A Chinese college student, Wang Jing, angered by her father’s adultery, has created a web site that publicly denounces his affairs:
A freshman at a Jinan university, East China’s Shandong Province, the
daughter Wang Jing resorted to radical measures including petitions, on her
website depicting the trials and tribulations of her family that was, as
she writes "derailed by a wanton father."
Her efforts were to no avail. Her parents’ 21-year union ended this February
with more resentment than pity.
"It’s he who made me go to such extreme measures when my previous
affectionate approaches had failed," Jing says. She allegedly says she
would rather sacrifice her father’s promising political career for a happy,
re-united family.
One popular misconception of what Confucius said, which was promoted by the historical ways in which Confucian ideas were made into un-Confucian laws in China, is that the father should be all powerful within the family. While there are obvious preferences in the Analects for older, wiser(??) individuals over younger people, and for men over women (a bias which must to be jettisoned to make Confucianism compatible with modern life), there is nothing automatic about a father’s standing and authority.
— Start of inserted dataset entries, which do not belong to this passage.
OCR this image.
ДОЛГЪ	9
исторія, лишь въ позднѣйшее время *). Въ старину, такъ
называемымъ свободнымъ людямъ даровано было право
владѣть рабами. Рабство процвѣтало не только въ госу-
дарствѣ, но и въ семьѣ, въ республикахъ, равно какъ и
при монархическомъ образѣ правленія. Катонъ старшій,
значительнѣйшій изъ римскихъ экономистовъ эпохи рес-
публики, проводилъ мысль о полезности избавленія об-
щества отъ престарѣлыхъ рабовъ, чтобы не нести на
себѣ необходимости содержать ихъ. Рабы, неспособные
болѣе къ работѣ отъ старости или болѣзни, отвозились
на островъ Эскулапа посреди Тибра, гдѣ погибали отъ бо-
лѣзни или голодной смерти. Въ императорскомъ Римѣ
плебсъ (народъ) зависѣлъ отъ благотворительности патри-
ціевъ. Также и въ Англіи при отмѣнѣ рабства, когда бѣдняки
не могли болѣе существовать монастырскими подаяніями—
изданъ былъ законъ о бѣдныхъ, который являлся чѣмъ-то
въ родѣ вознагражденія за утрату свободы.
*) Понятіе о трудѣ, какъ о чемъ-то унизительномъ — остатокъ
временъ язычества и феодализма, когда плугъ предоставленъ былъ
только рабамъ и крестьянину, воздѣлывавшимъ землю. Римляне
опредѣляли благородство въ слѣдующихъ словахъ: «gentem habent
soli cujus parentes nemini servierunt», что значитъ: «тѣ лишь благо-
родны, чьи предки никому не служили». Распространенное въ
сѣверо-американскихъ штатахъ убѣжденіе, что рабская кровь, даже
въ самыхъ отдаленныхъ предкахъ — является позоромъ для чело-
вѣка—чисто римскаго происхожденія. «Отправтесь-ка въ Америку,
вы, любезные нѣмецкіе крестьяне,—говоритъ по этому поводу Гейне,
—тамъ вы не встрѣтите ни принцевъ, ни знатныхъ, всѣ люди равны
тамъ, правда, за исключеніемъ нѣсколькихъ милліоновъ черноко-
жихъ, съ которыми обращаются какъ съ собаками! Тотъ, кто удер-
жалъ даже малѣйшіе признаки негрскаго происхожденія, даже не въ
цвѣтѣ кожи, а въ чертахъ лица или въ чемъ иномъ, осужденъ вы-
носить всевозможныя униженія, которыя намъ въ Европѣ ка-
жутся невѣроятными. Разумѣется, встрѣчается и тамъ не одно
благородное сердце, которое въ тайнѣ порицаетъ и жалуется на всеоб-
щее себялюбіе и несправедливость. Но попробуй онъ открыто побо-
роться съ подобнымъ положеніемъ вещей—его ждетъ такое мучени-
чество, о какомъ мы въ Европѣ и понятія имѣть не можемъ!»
To have any kind of moral significance, a father must fulfill his social duties as a father. If he does not, he should be criticized – albeit gently at first – and if he persists in unethical behavior he should be called on it.
It seems to me, therefore, that Wang Jing is enacting Confucian morality in an entirely appropriate way. Now, some may argue that children must simply endure parental depravities, as Mencius tells us Shun did, but, as that same story of Shun suggests, children must also keep an eye on larger family – and I would argue social – solidarities. Shun, after all, disobeyed his father and got married in order to do right by the larger filial duty of maintaining familial integrity. And that is, by and large, what Wang Jing is doing. Her father disgraced the family; so, she must take action to protect the family.
You go girl!
UPDATE: Roland, at ESWN, is on it. And, from Roland, here is a link to the site (in Chinese).
UP-UPDATE: The story thickens. Roland has links and translations which suggest the father was not at fault, but the wife! If that is so, then the daughter may have been duped. And if that is true, then maybe she should set up a web page criticizing the mother.